MEV Capital’s Bourquin thinks double restaking is inevitable.

“I think now it’s first of all FOMO — fear of missing out — from the LRTs to still being there first,” Bourquin said. “So let’s say the risk is put a bit aside for now for the simple reason that slashing doesn’t even exist yet on EigenLayer — we are talking about risk that will be there at the end of the summer.”

Although EigenLayer accepts deposits which can be delegated to Actively Validated Services (AVSes), none of these are yet live with slashing conditions in place, which will eventually put depositors’ capital at greater risk.

Ultimately, Bourquin sees the flexibility of Symbiotic as a clear plus.

“We are really bullish on Symbiotic because it avoids the hyper-centralization of LRTs into one or two or three names,” Bourquin said.

EtherFi started as an EigenLayer restaking protocol but has branched out to become a trusted brand in other areas — for instance, launching Liquid, a stablecoin vault which is managed by Seven Seas and earns high yields through myriad DeFi avenues such as liquidity provisioning, lending optimization and peg arbitrage.
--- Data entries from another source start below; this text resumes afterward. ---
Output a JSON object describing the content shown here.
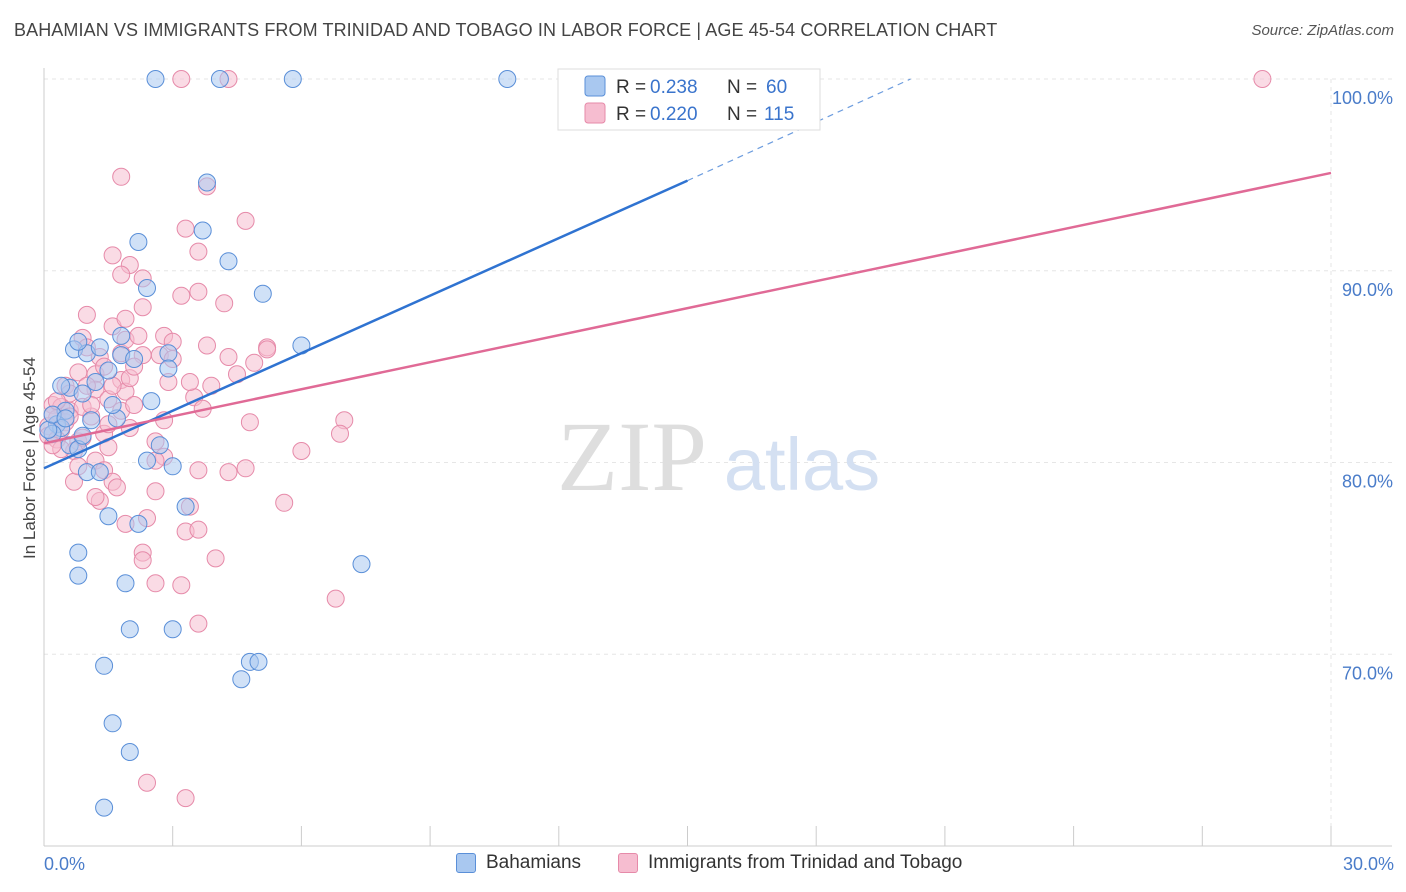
{
  "title": "BAHAMIAN VS IMMIGRANTS FROM TRINIDAD AND TOBAGO IN LABOR FORCE | AGE 45-54 CORRELATION CHART",
  "source": "Source: ZipAtlas.com",
  "watermark": {
    "zip": "ZIP",
    "atlas": "atlas"
  },
  "colors": {
    "blue_fill": "#a9c8f0",
    "blue_stroke": "#5a8fd8",
    "blue_line": "#2f73d1",
    "pink_fill": "#f6bdd0",
    "pink_stroke": "#e68aa9",
    "pink_line": "#e06a96",
    "axis_label": "#4a7cc9"
  },
  "legend": {
    "rows": [
      {
        "r_label": "R =",
        "r_value": "0.238",
        "n_label": "N =",
        "n_value": "60"
      },
      {
        "r_label": "R =",
        "r_value": "0.220",
        "n_label": "N =",
        "n_value": "115"
      }
    ]
  },
  "chart_data": {
    "type": "scatter",
    "title": "BAHAMIAN VS IMMIGRANTS FROM TRINIDAD AND TOBAGO IN LABOR FORCE | AGE 45-54 CORRELATION CHART",
    "xlabel": "",
    "ylabel": "In Labor Force | Age 45-54",
    "xlim": [
      0,
      30
    ],
    "ylim": [
      60,
      100
    ],
    "x_tick_labels": [
      "0.0%",
      "30.0%"
    ],
    "y_ticks": [
      70,
      80,
      90,
      100
    ],
    "y_tick_labels": [
      "70.0%",
      "80.0%",
      "90.0%",
      "100.0%"
    ],
    "grid": true,
    "legend_position": "bottom",
    "series": [
      {
        "name": "Bahamians",
        "color": "#5a8fd8",
        "trend": {
          "x": [
            0,
            15
          ],
          "y": [
            79.7,
            94.7
          ],
          "dashed_extension": {
            "x": [
              15,
              20.2
            ],
            "y": [
              94.7,
              100
            ]
          }
        },
        "points": [
          [
            2.6,
            100
          ],
          [
            4.1,
            100
          ],
          [
            5.8,
            100
          ],
          [
            10.8,
            100
          ],
          [
            3.8,
            94.6
          ],
          [
            3.7,
            92.1
          ],
          [
            2.2,
            91.5
          ],
          [
            4.3,
            90.5
          ],
          [
            5.1,
            88.8
          ],
          [
            2.4,
            89.1
          ],
          [
            6.0,
            86.1
          ],
          [
            0.7,
            85.9
          ],
          [
            1.0,
            85.7
          ],
          [
            1.8,
            85.6
          ],
          [
            2.1,
            85.4
          ],
          [
            2.9,
            85.7
          ],
          [
            1.3,
            86.0
          ],
          [
            1.8,
            86.6
          ],
          [
            0.8,
            86.3
          ],
          [
            1.5,
            84.8
          ],
          [
            0.6,
            83.9
          ],
          [
            0.9,
            83.6
          ],
          [
            2.5,
            83.2
          ],
          [
            0.5,
            82.7
          ],
          [
            1.1,
            82.2
          ],
          [
            0.3,
            82.0
          ],
          [
            0.4,
            81.8
          ],
          [
            0.2,
            81.5
          ],
          [
            0.1,
            81.7
          ],
          [
            1.7,
            82.3
          ],
          [
            0.6,
            80.9
          ],
          [
            0.8,
            80.7
          ],
          [
            2.7,
            80.9
          ],
          [
            2.4,
            80.1
          ],
          [
            3.0,
            79.8
          ],
          [
            1.0,
            79.5
          ],
          [
            1.3,
            79.5
          ],
          [
            3.3,
            77.7
          ],
          [
            2.2,
            76.8
          ],
          [
            1.5,
            77.2
          ],
          [
            0.8,
            75.3
          ],
          [
            7.4,
            74.7
          ],
          [
            0.8,
            74.1
          ],
          [
            1.9,
            73.7
          ],
          [
            2.0,
            71.3
          ],
          [
            3.0,
            71.3
          ],
          [
            1.4,
            69.4
          ],
          [
            4.8,
            69.6
          ],
          [
            5.0,
            69.6
          ],
          [
            4.6,
            68.7
          ],
          [
            1.6,
            66.4
          ],
          [
            2.0,
            64.9
          ],
          [
            1.4,
            62.0
          ],
          [
            0.2,
            82.5
          ],
          [
            0.5,
            82.3
          ],
          [
            0.9,
            81.4
          ],
          [
            1.2,
            84.2
          ],
          [
            0.4,
            84.0
          ],
          [
            2.9,
            84.9
          ],
          [
            1.6,
            83.0
          ]
        ]
      },
      {
        "name": "Immigrants from Trinidad and Tobago",
        "color": "#e68aa9",
        "trend": {
          "x": [
            0,
            30
          ],
          "y": [
            81.0,
            95.1
          ]
        },
        "points": [
          [
            3.2,
            100
          ],
          [
            4.3,
            100
          ],
          [
            28.4,
            100
          ],
          [
            1.8,
            94.9
          ],
          [
            3.8,
            94.4
          ],
          [
            4.7,
            92.6
          ],
          [
            3.3,
            92.2
          ],
          [
            3.6,
            91.0
          ],
          [
            1.6,
            90.8
          ],
          [
            2.0,
            90.3
          ],
          [
            2.3,
            89.6
          ],
          [
            1.8,
            89.8
          ],
          [
            3.6,
            88.9
          ],
          [
            3.2,
            88.7
          ],
          [
            4.2,
            88.3
          ],
          [
            2.3,
            88.1
          ],
          [
            1.0,
            87.7
          ],
          [
            1.6,
            87.1
          ],
          [
            2.8,
            86.6
          ],
          [
            0.9,
            86.5
          ],
          [
            3.8,
            86.1
          ],
          [
            5.2,
            86.0
          ],
          [
            5.2,
            85.9
          ],
          [
            2.7,
            85.6
          ],
          [
            1.3,
            85.5
          ],
          [
            4.3,
            85.5
          ],
          [
            3.0,
            85.4
          ],
          [
            2.3,
            85.6
          ],
          [
            1.8,
            85.7
          ],
          [
            1.9,
            86.4
          ],
          [
            0.8,
            84.7
          ],
          [
            1.2,
            84.6
          ],
          [
            1.8,
            84.3
          ],
          [
            2.9,
            84.2
          ],
          [
            0.5,
            84.0
          ],
          [
            1.2,
            83.8
          ],
          [
            0.6,
            83.6
          ],
          [
            1.9,
            83.7
          ],
          [
            3.5,
            83.4
          ],
          [
            1.5,
            83.3
          ],
          [
            0.2,
            83.0
          ],
          [
            0.4,
            82.9
          ],
          [
            0.6,
            82.7
          ],
          [
            1.1,
            82.4
          ],
          [
            1.8,
            82.7
          ],
          [
            0.3,
            82.3
          ],
          [
            0.5,
            82.1
          ],
          [
            0.1,
            81.9
          ],
          [
            0.4,
            81.7
          ],
          [
            0.1,
            81.4
          ],
          [
            0.3,
            81.2
          ],
          [
            0.8,
            81.1
          ],
          [
            1.4,
            81.5
          ],
          [
            2.0,
            81.8
          ],
          [
            4.8,
            82.1
          ],
          [
            7.0,
            82.2
          ],
          [
            6.9,
            81.5
          ],
          [
            2.6,
            81.1
          ],
          [
            1.5,
            80.8
          ],
          [
            0.7,
            80.6
          ],
          [
            2.8,
            80.3
          ],
          [
            1.2,
            80.1
          ],
          [
            2.6,
            80.1
          ],
          [
            6.0,
            80.6
          ],
          [
            1.4,
            79.6
          ],
          [
            0.7,
            79.0
          ],
          [
            1.6,
            79.0
          ],
          [
            3.6,
            79.6
          ],
          [
            4.3,
            79.5
          ],
          [
            4.7,
            79.7
          ],
          [
            2.6,
            78.5
          ],
          [
            1.7,
            78.7
          ],
          [
            1.3,
            78.0
          ],
          [
            3.4,
            77.7
          ],
          [
            5.6,
            77.9
          ],
          [
            1.9,
            76.8
          ],
          [
            2.4,
            77.1
          ],
          [
            3.3,
            76.4
          ],
          [
            3.6,
            76.5
          ],
          [
            2.3,
            75.3
          ],
          [
            2.3,
            74.9
          ],
          [
            4.0,
            75.0
          ],
          [
            2.6,
            73.7
          ],
          [
            3.2,
            73.6
          ],
          [
            6.8,
            72.9
          ],
          [
            3.6,
            71.6
          ],
          [
            2.4,
            63.3
          ],
          [
            3.3,
            62.5
          ],
          [
            0.9,
            82.9
          ],
          [
            1.0,
            84.0
          ],
          [
            1.4,
            85.0
          ],
          [
            2.0,
            84.4
          ],
          [
            0.2,
            82.5
          ],
          [
            0.3,
            83.2
          ],
          [
            0.6,
            82.4
          ],
          [
            0.9,
            81.3
          ],
          [
            1.1,
            83.0
          ],
          [
            1.6,
            84.0
          ],
          [
            2.1,
            83.0
          ],
          [
            2.8,
            82.2
          ],
          [
            3.9,
            84.0
          ],
          [
            4.5,
            84.6
          ],
          [
            1.5,
            82.0
          ],
          [
            0.4,
            80.7
          ],
          [
            0.8,
            79.8
          ],
          [
            2.2,
            86.6
          ],
          [
            3.0,
            86.3
          ],
          [
            1.9,
            87.5
          ],
          [
            4.9,
            85.2
          ],
          [
            2.1,
            85.0
          ],
          [
            1.0,
            86.0
          ],
          [
            3.4,
            84.2
          ],
          [
            0.2,
            80.9
          ],
          [
            1.2,
            78.2
          ],
          [
            3.7,
            82.8
          ]
        ]
      }
    ]
  }
}
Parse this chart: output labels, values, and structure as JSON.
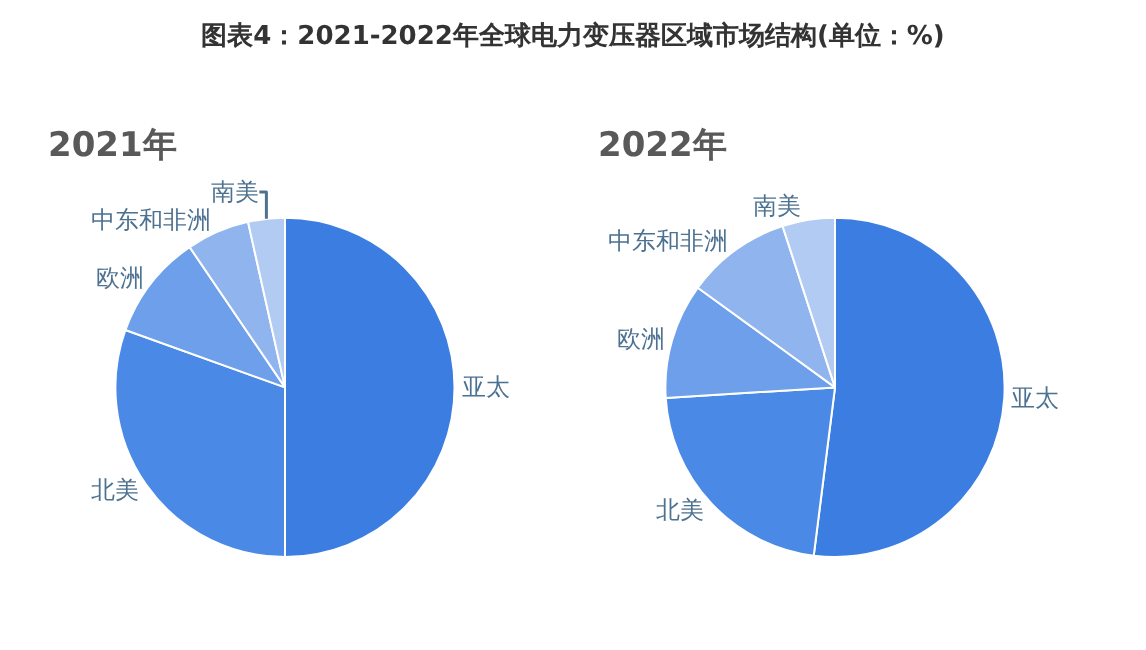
{
  "chart_data": [
    {
      "type": "pie",
      "title": "图表4：2021-2022年全球电力变压器区域市场结构(单位：%)",
      "subtitle": "2021年",
      "categories": [
        "亚太",
        "北美",
        "欧洲",
        "中东和非洲",
        "南美"
      ],
      "values": [
        50,
        30.5,
        10,
        6,
        3.5
      ],
      "colors": [
        "#3b7de0",
        "#4a8ae6",
        "#6d9fea",
        "#8fb4ee",
        "#b2cbf3"
      ],
      "legend": false
    },
    {
      "type": "pie",
      "subtitle": "2022年",
      "categories": [
        "亚太",
        "北美",
        "欧洲",
        "中东和非洲",
        "南美"
      ],
      "values": [
        52,
        22,
        11,
        10,
        5
      ],
      "colors": [
        "#3b7de0",
        "#4a8ae6",
        "#6d9fea",
        "#8fb4ee",
        "#b2cbf3"
      ],
      "legend": false
    }
  ]
}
By allowing its users to participate in Symbiotic, EtherFi can retain them within its ecosystem, capturing a portion of the capital flows. This approach provides an alternative to swapping out of eETH via on-chain liquidity pools, which could otherwise pressure the derivative’s stability.

Read more: What was behind the run on Renzo’s liquid restaked ETH?

Even if the amount of eETH declines as a result, EtherFi retains those users through its brand and frontend, the argument goes.

“The EigenLayer view is that most assets should not be used for this,” Raghupathi said. “We’ve spent a long time discovering that ETH is in some sense the king of secure assets.”

Symbiotic’s view is market forces should determine what is or isn’t suitable collateral for AVS staking.

EigenLayer does have plans of supporting dual staking, using ETH and a bespoke cryptoasset together, but Symbiotic’s permissionless design enables that today, Raghupathi said.

“Anyone can spin up markets on Symbiotic, and so you’re going to see a much larger diversity of tokens that are being used to secure AVSes on Symbiotic than you see in EigenLayer which is very, very ETH focused.”